Traditionally HPC has been associated with research institutes with the funding to buy the multimillion-pound supercomputers and have the expertise to utilise them to solve computationally challenging problems. Hazra believes that going  forward, HPC will be much more relevant than it is today.

"Modelling simulation and data analytics are fundamental to the digital economy," he said. Intel's strategy is about making such applications available to SMEs and other people who have not used HPC before. But he admits this will not be easy: "The methods we use for HPC have to be adapted."

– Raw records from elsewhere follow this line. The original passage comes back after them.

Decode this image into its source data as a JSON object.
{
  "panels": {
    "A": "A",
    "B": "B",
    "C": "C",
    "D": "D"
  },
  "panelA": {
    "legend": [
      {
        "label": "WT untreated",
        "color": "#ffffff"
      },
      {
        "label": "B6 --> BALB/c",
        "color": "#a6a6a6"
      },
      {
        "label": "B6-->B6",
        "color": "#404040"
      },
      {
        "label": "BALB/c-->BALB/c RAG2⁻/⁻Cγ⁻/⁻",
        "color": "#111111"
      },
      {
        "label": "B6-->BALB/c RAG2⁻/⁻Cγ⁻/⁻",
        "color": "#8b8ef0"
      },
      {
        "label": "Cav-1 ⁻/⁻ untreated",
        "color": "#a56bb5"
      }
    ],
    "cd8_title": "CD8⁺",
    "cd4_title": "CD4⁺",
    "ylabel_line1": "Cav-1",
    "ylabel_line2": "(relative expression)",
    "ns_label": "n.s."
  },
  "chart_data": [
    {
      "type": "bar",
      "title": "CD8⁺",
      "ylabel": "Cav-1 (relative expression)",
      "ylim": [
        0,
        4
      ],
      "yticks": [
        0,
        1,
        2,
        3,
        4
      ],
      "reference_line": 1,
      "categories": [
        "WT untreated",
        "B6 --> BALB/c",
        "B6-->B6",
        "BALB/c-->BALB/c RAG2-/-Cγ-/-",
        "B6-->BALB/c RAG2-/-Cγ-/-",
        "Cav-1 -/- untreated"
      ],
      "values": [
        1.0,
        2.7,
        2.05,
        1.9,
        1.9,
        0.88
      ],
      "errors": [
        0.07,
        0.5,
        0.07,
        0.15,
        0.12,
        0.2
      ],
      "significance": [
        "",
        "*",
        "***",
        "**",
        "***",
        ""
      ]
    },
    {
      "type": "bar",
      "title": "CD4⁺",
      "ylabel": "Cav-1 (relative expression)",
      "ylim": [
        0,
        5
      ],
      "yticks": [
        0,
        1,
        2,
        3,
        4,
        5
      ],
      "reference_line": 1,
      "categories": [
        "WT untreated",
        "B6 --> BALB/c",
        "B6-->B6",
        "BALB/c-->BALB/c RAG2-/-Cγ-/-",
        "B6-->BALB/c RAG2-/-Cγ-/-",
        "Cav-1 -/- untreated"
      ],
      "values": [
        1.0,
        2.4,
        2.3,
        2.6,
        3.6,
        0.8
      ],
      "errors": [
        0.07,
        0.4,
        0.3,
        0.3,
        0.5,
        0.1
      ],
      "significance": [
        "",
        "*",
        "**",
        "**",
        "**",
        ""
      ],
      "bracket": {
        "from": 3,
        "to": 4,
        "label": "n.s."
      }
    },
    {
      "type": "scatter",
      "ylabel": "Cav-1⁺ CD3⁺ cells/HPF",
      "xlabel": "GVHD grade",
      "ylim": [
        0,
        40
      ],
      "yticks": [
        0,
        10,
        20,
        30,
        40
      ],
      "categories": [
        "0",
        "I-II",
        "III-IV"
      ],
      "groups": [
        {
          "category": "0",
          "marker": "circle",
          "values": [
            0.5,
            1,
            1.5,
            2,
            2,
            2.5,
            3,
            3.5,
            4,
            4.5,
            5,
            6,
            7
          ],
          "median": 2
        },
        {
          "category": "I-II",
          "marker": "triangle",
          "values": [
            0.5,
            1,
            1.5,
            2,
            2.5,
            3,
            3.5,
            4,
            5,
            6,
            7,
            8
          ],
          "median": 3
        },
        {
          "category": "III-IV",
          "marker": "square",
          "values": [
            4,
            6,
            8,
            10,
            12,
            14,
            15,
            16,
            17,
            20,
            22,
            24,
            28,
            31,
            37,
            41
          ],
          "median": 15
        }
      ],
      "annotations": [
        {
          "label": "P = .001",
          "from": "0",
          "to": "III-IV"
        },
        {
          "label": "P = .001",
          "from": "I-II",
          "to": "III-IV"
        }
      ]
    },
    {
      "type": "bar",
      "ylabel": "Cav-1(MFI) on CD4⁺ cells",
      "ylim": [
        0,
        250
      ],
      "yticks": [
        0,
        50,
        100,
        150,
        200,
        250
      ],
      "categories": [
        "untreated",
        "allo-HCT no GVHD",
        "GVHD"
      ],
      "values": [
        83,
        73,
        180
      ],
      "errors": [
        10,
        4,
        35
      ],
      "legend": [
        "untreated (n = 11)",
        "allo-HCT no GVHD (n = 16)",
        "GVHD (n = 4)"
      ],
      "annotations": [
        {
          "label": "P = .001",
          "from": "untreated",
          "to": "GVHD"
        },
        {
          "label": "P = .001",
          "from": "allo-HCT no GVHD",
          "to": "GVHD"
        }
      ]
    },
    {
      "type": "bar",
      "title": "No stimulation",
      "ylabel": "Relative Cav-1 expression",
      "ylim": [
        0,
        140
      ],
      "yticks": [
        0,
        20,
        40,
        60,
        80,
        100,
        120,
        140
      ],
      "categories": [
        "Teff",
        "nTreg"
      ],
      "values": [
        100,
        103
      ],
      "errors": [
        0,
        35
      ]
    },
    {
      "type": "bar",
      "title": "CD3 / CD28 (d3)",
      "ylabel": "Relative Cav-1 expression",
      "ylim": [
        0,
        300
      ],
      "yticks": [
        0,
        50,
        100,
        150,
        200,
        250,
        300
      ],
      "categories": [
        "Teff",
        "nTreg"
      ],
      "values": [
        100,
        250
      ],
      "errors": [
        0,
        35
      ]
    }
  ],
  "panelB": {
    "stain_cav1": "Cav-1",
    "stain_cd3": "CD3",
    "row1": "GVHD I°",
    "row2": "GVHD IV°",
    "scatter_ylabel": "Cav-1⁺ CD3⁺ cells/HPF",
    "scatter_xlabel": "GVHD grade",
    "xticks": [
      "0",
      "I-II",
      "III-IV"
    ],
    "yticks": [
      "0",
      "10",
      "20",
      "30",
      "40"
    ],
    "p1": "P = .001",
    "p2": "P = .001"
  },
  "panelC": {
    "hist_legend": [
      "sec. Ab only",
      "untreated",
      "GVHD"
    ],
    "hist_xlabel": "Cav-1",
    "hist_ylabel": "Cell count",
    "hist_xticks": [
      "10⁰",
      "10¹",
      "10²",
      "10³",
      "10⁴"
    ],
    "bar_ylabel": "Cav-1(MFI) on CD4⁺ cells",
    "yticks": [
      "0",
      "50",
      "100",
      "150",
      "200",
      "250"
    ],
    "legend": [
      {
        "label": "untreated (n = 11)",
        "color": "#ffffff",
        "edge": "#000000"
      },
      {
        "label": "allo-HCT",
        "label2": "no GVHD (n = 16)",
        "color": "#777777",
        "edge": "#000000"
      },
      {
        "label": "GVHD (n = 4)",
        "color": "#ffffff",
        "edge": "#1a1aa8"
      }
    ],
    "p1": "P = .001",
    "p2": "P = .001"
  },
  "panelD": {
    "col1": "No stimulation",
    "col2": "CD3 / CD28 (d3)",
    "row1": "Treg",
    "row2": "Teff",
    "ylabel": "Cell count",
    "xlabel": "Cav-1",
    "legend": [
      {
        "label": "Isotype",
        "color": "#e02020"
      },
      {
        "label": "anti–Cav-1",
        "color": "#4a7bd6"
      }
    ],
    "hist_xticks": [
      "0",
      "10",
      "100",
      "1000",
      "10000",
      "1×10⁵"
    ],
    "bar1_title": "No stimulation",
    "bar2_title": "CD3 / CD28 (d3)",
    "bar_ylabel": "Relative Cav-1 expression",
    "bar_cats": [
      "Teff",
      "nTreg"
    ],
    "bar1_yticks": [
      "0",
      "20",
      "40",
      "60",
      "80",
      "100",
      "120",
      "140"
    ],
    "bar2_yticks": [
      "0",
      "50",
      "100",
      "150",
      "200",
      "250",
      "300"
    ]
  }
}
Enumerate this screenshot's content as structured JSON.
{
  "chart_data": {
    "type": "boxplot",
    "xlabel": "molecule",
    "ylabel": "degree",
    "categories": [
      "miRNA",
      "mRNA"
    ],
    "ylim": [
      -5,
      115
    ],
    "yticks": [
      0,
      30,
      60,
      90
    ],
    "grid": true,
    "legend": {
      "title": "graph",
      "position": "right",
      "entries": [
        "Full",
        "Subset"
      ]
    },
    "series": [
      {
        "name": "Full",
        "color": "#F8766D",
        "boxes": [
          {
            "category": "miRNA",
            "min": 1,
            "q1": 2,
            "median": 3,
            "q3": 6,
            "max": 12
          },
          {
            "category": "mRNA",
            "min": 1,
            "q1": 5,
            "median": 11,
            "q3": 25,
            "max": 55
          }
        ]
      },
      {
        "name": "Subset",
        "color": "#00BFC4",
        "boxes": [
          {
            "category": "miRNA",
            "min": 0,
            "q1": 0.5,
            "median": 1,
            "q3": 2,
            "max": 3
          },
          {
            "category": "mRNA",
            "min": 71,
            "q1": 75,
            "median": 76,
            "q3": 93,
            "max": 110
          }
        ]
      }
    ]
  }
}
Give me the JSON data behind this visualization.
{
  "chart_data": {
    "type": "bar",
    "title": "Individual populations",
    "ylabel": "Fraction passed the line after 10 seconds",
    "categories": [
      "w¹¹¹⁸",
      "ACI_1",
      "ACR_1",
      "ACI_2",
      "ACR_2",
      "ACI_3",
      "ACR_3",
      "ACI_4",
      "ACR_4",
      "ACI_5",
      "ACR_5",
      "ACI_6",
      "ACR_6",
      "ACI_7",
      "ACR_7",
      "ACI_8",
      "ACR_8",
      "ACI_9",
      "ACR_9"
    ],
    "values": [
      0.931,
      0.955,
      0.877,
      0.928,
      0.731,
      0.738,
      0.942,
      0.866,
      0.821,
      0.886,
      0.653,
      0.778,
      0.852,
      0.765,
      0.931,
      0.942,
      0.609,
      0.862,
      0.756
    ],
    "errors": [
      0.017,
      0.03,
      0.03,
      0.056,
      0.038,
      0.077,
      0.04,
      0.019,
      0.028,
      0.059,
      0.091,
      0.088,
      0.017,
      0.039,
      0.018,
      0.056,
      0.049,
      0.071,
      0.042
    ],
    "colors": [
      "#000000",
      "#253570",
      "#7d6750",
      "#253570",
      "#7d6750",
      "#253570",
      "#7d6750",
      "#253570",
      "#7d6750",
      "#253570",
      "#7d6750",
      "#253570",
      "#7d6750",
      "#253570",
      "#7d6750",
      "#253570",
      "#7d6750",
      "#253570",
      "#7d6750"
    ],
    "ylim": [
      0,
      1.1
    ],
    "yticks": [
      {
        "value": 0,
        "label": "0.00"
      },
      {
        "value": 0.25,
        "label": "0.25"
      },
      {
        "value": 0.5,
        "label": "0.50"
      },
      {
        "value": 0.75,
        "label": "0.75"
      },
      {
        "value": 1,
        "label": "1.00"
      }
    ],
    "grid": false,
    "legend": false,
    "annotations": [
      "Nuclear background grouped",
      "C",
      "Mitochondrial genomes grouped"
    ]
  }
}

For instance, developing software for highly parallel HPC environments is not easy. Hazra said: "We are not turning everyone into a PhD programmer." His ambition is to continue driving hardware innovation. But Intel has recognised this needs to be supplemented by software. Hazra predicted that programmers would be able to use off-the-shelf software libraries to enable them to build HPC applications more easily.

Open source and HPC

In fact, analyst Gartner noted in its High-Performance Computing Delivering Value to All Participants report: "As the x86 architecture available from Intel and AMD has penetrated deeper within the large-scale HPC environment, the entire HPC market has been driven to much higher levels of parallelism. As the number of servers, processors and software tasks grows to the tens or hundreds of thousands, the management aspects of these systems have become more complex and the burden has fallen on to the software developers."

Hazra said: "It is critical to get the open source community up and running." An open source marketplace of HPC software libraries could potentially lower the barrier to adopting HPC technologies. In Hazra’s opinion, this could lead to the democratisation of HPC, where organisations would be able to harness the power of such technology by buying converged systems, HPC appliances or turnkey systems with a set of APIs, that allow programmers who are not necessarily savvy with the nuances of parallel programming, to create HPC-based business applications.

Clearly, Moore’s Law will drive down the cost of computing to the point where the processing power of a machine like the Tianhe-2 supercomputer will be available to any business.

The field of bioinformatics is an example of where HPC is combined with big data analysis. Using the vast amount of processing power that is now on tap, bioinformatics gives researchers the ability to analyse the human genome, which could eventually lead to medicines that uniquely target a condition based on the genetic makeup of the patient.

Intel's Steve Brown said: "Pharmaceutical companies are using powerful supercomputers for the research which will one day provide a cure for cancer."

But just as Intel needs to make programming supercomputers easier, the exponential rise in the power of microelectronics as predicted by Moore's Law, may be held back by forces beyond the control of the IT industry. Jurgi Camblong, CEO of bioinfomatics firm Sophia Genetics, said: "In the field of bioinformatics, Moore’s Law proves to be one-dimensional. Of course the increase in the rate of processing speed is essential, and has had an impact on the speed and cost of Next Generation Sequencing. However, the most important factor to consider in clinical genomics is accuracy, and that has not had the same exponential rise as speed."